Reklam Tekeli ve Haber Çölleri
T24’ün haberine göre, Acemoğlu, Google’ın 2023 yılında dijital reklam gelirlerinden 237 milyar dolar kazandığını, buna karşın bağımsız gazetelerin gelirlerinde büyük kayıplar yaşandığını ifade etti. Acemoğlu, bu durumun güvenilir haber kaynaklarının yokluğuna neden olan “haber çölleri” yarattığını söyledi.
Demokrasiye Tehdit
Bağımsız medyanın demokratik toplumların temel taşı olduğunu vurgulayan Acemoğlu, dijital reklam pazarındaki tekelleşme nedeniyle bu medyanın finansal kaynaklarının kuruduğunu ve demokrasinin temellerinin zayıfladığını dile getirdi.
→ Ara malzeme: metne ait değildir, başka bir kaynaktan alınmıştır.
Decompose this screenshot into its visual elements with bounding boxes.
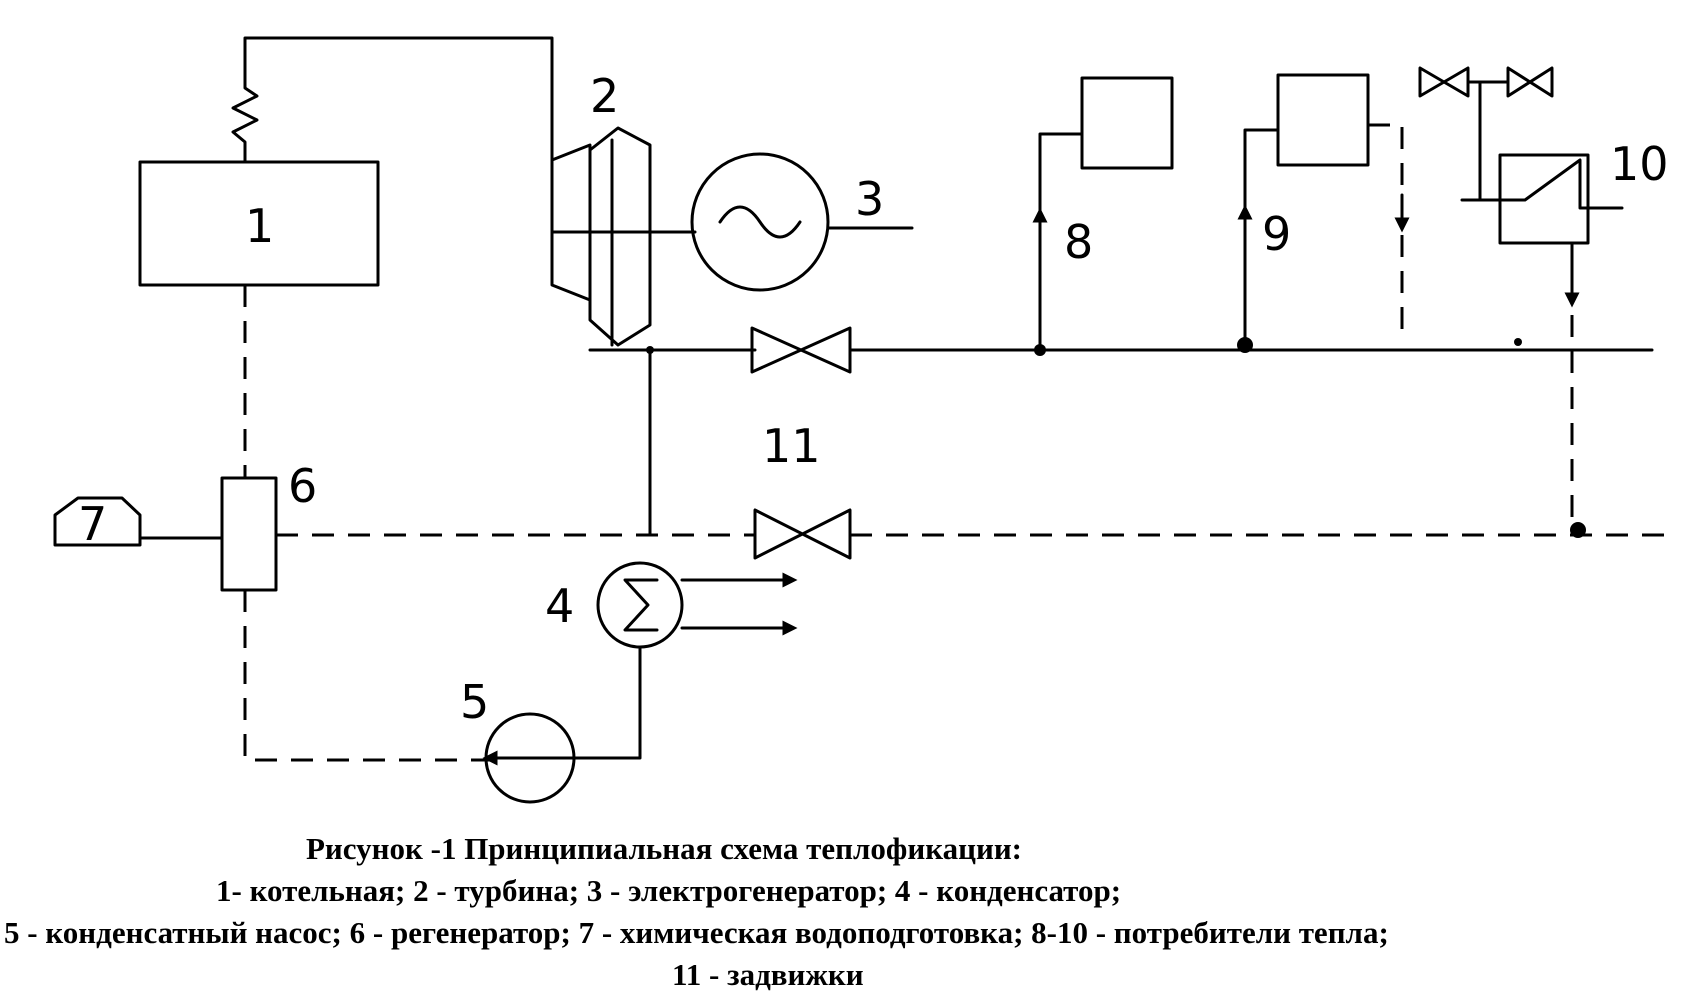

Acemoğlu, “Google’ın reklamcılık ekosistemindeki baskın rolü, bağımsız gazeteciliğin hayatta kalmasını zorlaştırıyor ve bu da demokrasiyi tehdit ediyor,” dedi.
Teknoloji Devleri ve Rekabetin Yok Edilmesi
Acemoğlu, Alphabet/Google, Amazon ve Apple gibi teknoloji devlerinin piyasa değerlerinin tarihteki diğer büyük tekellerden çok daha yüksek olduğunu belirtti. Bu şirketlerin rakiplerini satın alarak büyüdüğünü ve rekabeti engellediğini ifade eden Acemoğlu, ABD ve Avrupa’daki antitröst yasalarının bu durumla başa çıkmakta yetersiz kaldığını söyledi.
Daha Adil Bir Veri Ekonomisi İçin Çözüm Önerileri
Acemoğlu, Avrupa’nın Dijital Piyasalar Yasası gibi düzenlemelerle daha adil bir veri ekonomisi yaratabileceğini belirtti. Meslektaşı Simon Johnson ile birlikte dijital reklam pazarında büyük dönüşümler yaratabilecek bir vergi önerisinde bulunan Acemoğlu, yıllık 500 milyon doların üzerindeki reklam gelirlerine %50 oranında bir vergi uygulanmasını önerdi.
Daha Sürdürülebilir Bir Sistem
Prof. Dr. Acemoğlu, bireylerin verilerini kontrol edebildiği ve teknoloji şirketlerinin bu verilere erişiminin daha adil kurallara dayandığı bir sistemin, hem inovasyon hem de verimlilik açısından daha sürdürülebilir olacağını savundu. Avrupa’nın bu konuda liderlik yapabileceğini söyleyen Acemoğlu, “Daha adil bir dijital ekonomi mümkün,” dedi.
Acemoğlu’nun açıklamaları, dijital dünyada adil rekabetin sağlanması ve demokrasinin korunması için önemli bir tartışmayı gündeme taşıyor.